In Europa intanto è l’ora dei soliti luoghi comuni sull’Iran, delle frasi fatte, della ragazza che si toglie il velo in un gesto di rivolta contro il «regime degli ayatollah», di giovani iraniani che non desidererebbero altro che vivere come gli occidentali. Eppure chi scende nelle strade della Repubblica islamica continua a farlo più di tutto per reclamare un lavoro e migliori condizioni di vita anche se, come è naturale, tante componenti della società iraniana, una delle più complesse e articolate del Medio Oriente, stanno partecipando o cercano di cavalcare la protesta.
«Può essere un’idea scomoda per alcune persone trattare l’Iran come altri Paesi» ha detto provocatoriamente all’agenzia Afp l’analista Esfandyar Batmanghelidj «ma ciò che gli iraniani portano in strada in modo coerente sono normali problemi economici: la frustrazione per la mancanza di posti di lavoro, l’incertezza sul futuro dei loro figli».
Batmanghelidj punta il dito contro alcuni provvedimenti di Rohani come il taglio dei fondi per il welfare e l’aumento del prezzo del carburante. «Il presidente – dice l’analista – ha adottato misure di austerity con l’idea che si tratti di una pillola difficile da ingoiare eppure necessaria per gestire i problemi di inflazione e di valuta e cercare di attirare investimenti in Iran.
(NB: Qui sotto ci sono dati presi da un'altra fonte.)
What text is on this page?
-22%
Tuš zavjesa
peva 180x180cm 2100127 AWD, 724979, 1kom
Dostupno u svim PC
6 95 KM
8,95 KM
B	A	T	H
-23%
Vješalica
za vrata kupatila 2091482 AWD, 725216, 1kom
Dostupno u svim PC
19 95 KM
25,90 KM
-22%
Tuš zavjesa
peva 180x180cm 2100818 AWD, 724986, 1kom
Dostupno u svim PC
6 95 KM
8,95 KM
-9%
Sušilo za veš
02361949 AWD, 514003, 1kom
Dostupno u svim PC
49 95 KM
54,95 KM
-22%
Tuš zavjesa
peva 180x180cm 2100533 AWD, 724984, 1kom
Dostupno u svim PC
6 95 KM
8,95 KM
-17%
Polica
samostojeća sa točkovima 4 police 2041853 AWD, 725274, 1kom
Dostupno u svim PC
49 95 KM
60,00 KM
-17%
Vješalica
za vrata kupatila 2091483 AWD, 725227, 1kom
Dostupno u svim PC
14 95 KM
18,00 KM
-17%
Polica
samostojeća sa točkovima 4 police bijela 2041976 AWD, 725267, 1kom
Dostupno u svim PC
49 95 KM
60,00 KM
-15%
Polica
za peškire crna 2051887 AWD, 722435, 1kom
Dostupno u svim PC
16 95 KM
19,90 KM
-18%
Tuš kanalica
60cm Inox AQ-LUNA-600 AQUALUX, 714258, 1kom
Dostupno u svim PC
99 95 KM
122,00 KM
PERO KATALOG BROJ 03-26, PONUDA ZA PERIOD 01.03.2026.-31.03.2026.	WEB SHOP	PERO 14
Ma scegliere l’austerità immediatamente dopo un periodo di sanzioni internazionali è molto duro e mette alla prova la pazienza delle persone».
Già qualche settimana fa centinaia di lavoratori del settore petrolifero e di autotrasportatori avevano manifestato per il ritardo nel pagamento dei loro salari. I giornali avevano riferito anche delle proteste degli operai di Tabriz per la chiusura della loro fabbrica di trattori e di quelli delle industrie di pneumatici di Teheran anche loro rimasti senza stipendio. La rabbia è aumentata con il fallimento delle società di credito che hanno investito milioni di dollari nel settore edilizio. Il governo dell’ex presidente Mahmoud Ahmadinejad aveva incoraggiato le banche a prestare denaro durante il boom edilizio ma il successivo scoppio della bolla immobiliare ha avuto effetti devastanti per la classe media. E non è marginale neanche il costo economico dei vari fronti di crisi nel quali è impegnato l’Iran – Siria, Yemen, Iraq – che ha sottratto risorse importanti da investire, ad esempio, nel welfare.
Gli alleati di Tehran, Siria e Russia intanto chiedono che sia fermata qualsiasi interferenza negli affari interni dell’Iran. Un invito che certo non accoglierà Donald Trump che questo mese potrebbe sfruttare una serie di scadenze per stracciare l’accordo internazionale sul nucleare con Teheran aggiungendo così benzina al fuoco dell’insoddisfazione degli iraniani.
Politico scrive che l’11 gennaio Trump dovrà certificare la “buona condotta” dell’Iran nell’ambito dell’accordo. Già a metà ottobre Trump, senza alcun motivo, non aveva voluto dare il via libera all’accordo. Se ora farà altrettanto fornirà nuove munizioni ai conservatori iraniani, contrari all’intesa sul nucleare del 2015, che potranno accusare Rohani di aver ingannato il Paese accettando un accordo che gli Usa non intendono rispettare e di non aver ancora ottenuto la fine completa delle sanzioni.